実は、ノッチ式自動加減速トランジスタコントローラの惰行運転の減速レートを改善するためにベース電圧保持用コンデンサを570μとしたのはよいのですが、加速ポジションで走り出すまでにずいぶんと時間がかかってしまうし、惰行運転中にやはり無視できないくらいの減速がみられるという問題がありました。
ところが、k-otaniさんからコメントで、このページを紹介され、その内容をみると、MOS-FET(2SK703)をトランジスタの代わりに使えばよい、とのこと。さっそく入手し、2SD1828と差し替え、ベース電圧保持用コンデンサを100μにもどしてみましたが・・・
確かに惰行運転での減速は全くと言っていいほどなくなりましたが、加減速のレートが妙に大きくなってしまいました。ベース電圧保持用コンデンサを570μとしても、まだ加減速のレートが大きすぎて好みにはあいません。
これでは到底満足できず、それならばと、オリジナルの3段増幅のように、初段階の増幅として2SC1815を追加してみることにして、早速実験。もちろんベース電圧保持用コンデンサは100μにもどします。
基盤に余裕があったので、左図のようにトランジスタを配置して、ちょこちょこと回路をいじり直して完成。

結果は・・・・どういうわけか、MOS-FETを使用した時と同じように、加減速のレートが予想以上に大きくなってしまいました。そこで、ベース電圧保持用コンデンサを200μに増量してみると・・・ボリウムの範囲内でほぼ満足のいく加減速レートを得ることが出来ました。そのかわり、走り出すまで少し時間がかかります。これは仕方がないですね。惰行性能はMOS-FETを使用した時と遜色ありません。
結局、2SD1828のようなダーリントントランジスタを直接駆動すると損失が大きすぎてベース電圧保持用コンデンサが放電してしまうということなんでしょうね。それを防ぐために、前段階に2SC1815を入れる必要があった、というわけですね。
やはりオリジナルの3段増幅はそれなりの意味があったということにやっと気づいたというわけですが、もともと電気的知識のない私にとっては、この遠回りも趣味の楽しみの一つだったのではなかろうか、などとおおまじめに思っているところです。(誰ですか?負け惜しみだ、なんていっているひとは(^^;;;)

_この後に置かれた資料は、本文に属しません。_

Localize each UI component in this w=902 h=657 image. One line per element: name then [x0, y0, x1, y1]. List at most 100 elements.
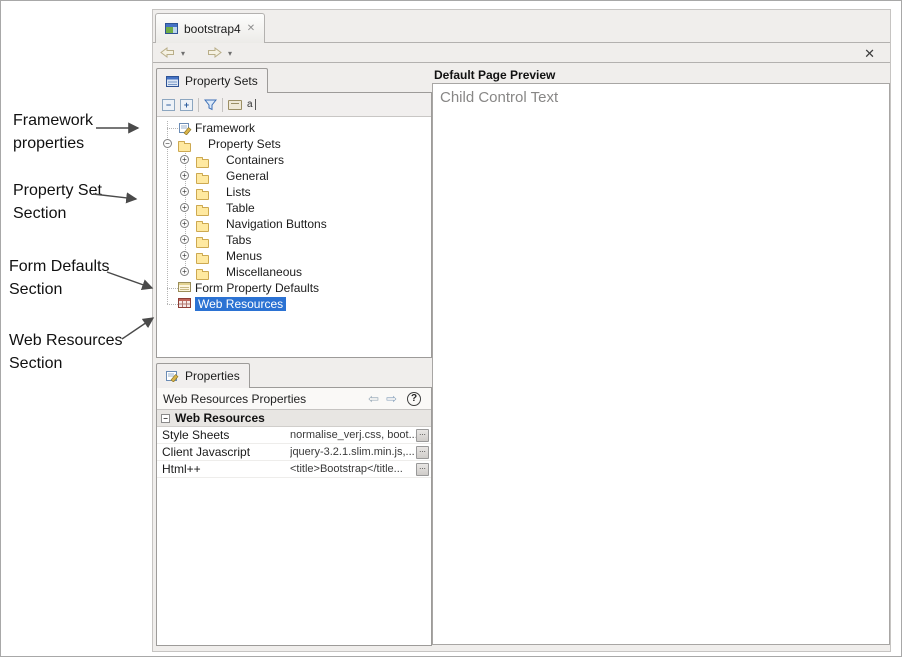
tab-label: Properties	[185, 369, 240, 383]
properties-section-header[interactable]: − Web Resources	[157, 410, 431, 427]
expand-expander-icon[interactable]: +	[180, 267, 189, 276]
property-value[interactable]: <title>Bootstrap</title...	[290, 463, 416, 475]
property-sets-icon	[166, 76, 179, 87]
folder-icon	[196, 255, 209, 264]
tree-item-navigation-buttons[interactable]: + Navigation Buttons	[157, 216, 431, 232]
folder-icon	[196, 175, 209, 184]
property-name: Html++	[157, 462, 290, 476]
tab-close-icon[interactable]: ✕	[247, 23, 255, 34]
tree-item-miscellaneous[interactable]: + Miscellaneous	[157, 264, 431, 280]
open-property-set-icon[interactable]	[228, 100, 242, 110]
expand-expander-icon[interactable]: +	[180, 187, 189, 196]
nav-forward-icon[interactable]	[207, 47, 222, 59]
tree-item-label: Table	[226, 201, 255, 215]
tree-item-label: Containers	[226, 153, 284, 167]
ellipsis-button[interactable]: ...	[416, 429, 429, 442]
tree-item-label: Tabs	[226, 233, 251, 247]
tree-item-label: Menus	[226, 249, 262, 263]
folder-icon	[196, 159, 209, 168]
property-name: Style Sheets	[157, 428, 290, 442]
tab-property-sets[interactable]: Property Sets	[156, 68, 268, 93]
tree-item-label: Property Sets	[208, 137, 281, 151]
collapse-expander-icon[interactable]: −	[163, 139, 172, 148]
folder-icon	[178, 143, 191, 152]
property-row-style-sheets[interactable]: Style Sheets normalise_verj.css, boot...…	[157, 427, 431, 444]
property-name: Client Javascript	[157, 445, 290, 459]
tree-item-form-property-defaults[interactable]: Form Property Defaults	[157, 280, 431, 296]
preview-title: Default Page Preview	[434, 68, 555, 82]
expand-expander-icon[interactable]: +	[180, 251, 189, 260]
tab-label: Property Sets	[185, 74, 258, 88]
expand-expander-icon[interactable]: +	[180, 155, 189, 164]
nav-back-icon[interactable]	[160, 47, 175, 59]
toolbar-separator	[222, 98, 223, 112]
property-value[interactable]: normalise_verj.css, boot...	[290, 429, 416, 441]
property-value[interactable]: jquery-3.2.1.slim.min.js,...	[290, 446, 416, 458]
tree-item-label: Navigation Buttons	[226, 217, 327, 231]
tab-bootstrap4[interactable]: bootstrap4 ✕	[155, 13, 265, 43]
tree-item-table[interactable]: + Table	[157, 200, 431, 216]
tree-item-tabs[interactable]: + Tabs	[157, 232, 431, 248]
help-icon[interactable]: ?	[407, 392, 421, 406]
tree-item-label: Miscellaneous	[226, 265, 302, 279]
tree-item-framework[interactable]: Framework	[157, 120, 431, 136]
tree-item-label: Lists	[226, 185, 251, 199]
property-sets-panel: − + a Framework	[156, 92, 432, 358]
editor-toolbar: ▾ ▾ ✕	[153, 44, 890, 63]
properties-header: Web Resources Properties ⇦ ⇨ ?	[157, 388, 431, 410]
annotation-web-resources-section: Web Resources Section	[9, 329, 141, 375]
folder-icon	[196, 191, 209, 200]
collapse-all-icon[interactable]: −	[162, 99, 175, 111]
forward-arrow-icon[interactable]: ⇨	[386, 391, 397, 407]
property-row-client-javascript[interactable]: Client Javascript jquery-3.2.1.slim.min.…	[157, 444, 431, 461]
section-collapse-icon[interactable]: −	[161, 414, 170, 423]
tree-item-general[interactable]: + General	[157, 168, 431, 184]
tree-item-label: Form Property Defaults	[195, 281, 319, 295]
form-defaults-icon	[178, 282, 191, 296]
expand-expander-icon[interactable]: +	[180, 203, 189, 212]
tree-item-property-sets[interactable]: − Property Sets	[157, 136, 431, 152]
expand-all-icon[interactable]: +	[180, 99, 193, 111]
back-arrow-icon[interactable]: ⇦	[368, 391, 379, 407]
tree-item-containers[interactable]: + Containers	[157, 152, 431, 168]
properties-panel: Web Resources Properties ⇦ ⇨ ? − Web Res…	[156, 387, 432, 646]
tree-toolbar: − + a	[157, 93, 431, 117]
ellipsis-button[interactable]: ...	[416, 446, 429, 459]
folder-icon	[196, 271, 209, 280]
folder-icon	[196, 223, 209, 232]
ellipsis-button[interactable]: ...	[416, 463, 429, 476]
tree-item-lists[interactable]: + Lists	[157, 184, 431, 200]
tab-properties[interactable]: Properties	[156, 363, 250, 388]
folder-icon	[196, 239, 209, 248]
expand-expander-icon[interactable]: +	[180, 219, 189, 228]
property-sets-tree: Framework − Property Sets + Containers +…	[157, 117, 431, 332]
expand-expander-icon[interactable]: +	[180, 235, 189, 244]
toolbar-separator	[198, 98, 199, 112]
close-icon[interactable]: ✕	[864, 46, 875, 62]
annotation-framework-properties: Framework properties	[13, 109, 117, 155]
editor-area: bootstrap4 ✕ ▾ ▾ ✕ Propert	[152, 9, 891, 652]
editor-tab-bar: bootstrap4 ✕	[153, 10, 890, 43]
property-row-html[interactable]: Html++ <title>Bootstrap</title... ...	[157, 461, 431, 478]
annotation-form-defaults-section: Form Defaults Section	[9, 255, 127, 301]
preview-content: Child Control Text	[440, 89, 882, 106]
nav-forward-dropdown-icon[interactable]: ▾	[228, 49, 232, 58]
screenshot-root: Framework properties Property Set Sectio…	[0, 0, 902, 657]
web-resources-icon	[178, 298, 191, 312]
tree-item-label-selected: Web Resources	[195, 297, 286, 311]
form-file-icon	[165, 23, 178, 34]
tab-title: bootstrap4	[184, 22, 241, 36]
tree-item-label: General	[226, 169, 269, 183]
filter-icon[interactable]	[204, 99, 217, 111]
section-title: Web Resources	[175, 411, 265, 425]
nav-back-dropdown-icon[interactable]: ▾	[181, 49, 185, 58]
tree-item-menus[interactable]: + Menus	[157, 248, 431, 264]
show-labels-icon[interactable]: a	[247, 99, 256, 110]
expand-expander-icon[interactable]: +	[180, 171, 189, 180]
properties-header-title: Web Resources Properties	[163, 392, 306, 406]
folder-icon	[196, 207, 209, 216]
annotation-property-set-section: Property Set Section	[13, 179, 117, 225]
properties-icon	[166, 370, 179, 382]
preview-box: Child Control Text	[432, 83, 890, 645]
tree-item-web-resources[interactable]: Web Resources	[157, 296, 431, 312]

しかし、良く考えたらMOS-FETを利用してもベース電圧保持用コンデンサの容量を増やす事で満足のいく加減速レートを得られたのかもしれません。しっかり試さずに加工してしまったので真相は不明ですが、とりあえず現在の回路で満足のいくコントローラが出来たので、これで良しとします。
いやはや、電気に強い方には常識的なことでも、私のようなものにとっては理屈を理解するのが大変。でもまあ、それも楽しみのうち、ですし、こうして満足のいくコントローラが完成するとやっぱりうれしくて、自分自身のたわいなさにあきれてしまいますが、ものごとってそういうものなんでしょうね。
最後に、これから製作される方のお役に立てばと、汎用基盤への部品配置&配線パターン確定版を掲載しておきます。ただし、これはあくまでも参考です。まだ不備がある可能性も否めません。ですから工作に係るトラブルについては、すべてご自身の責任でおねがいします。

注:図の一番右の抵抗は1KΩです。画像差し替えが面倒なのでここに追記しときます(^^;;;
参考にした回路はカーサロンモリのこのページに掲載されている回路です。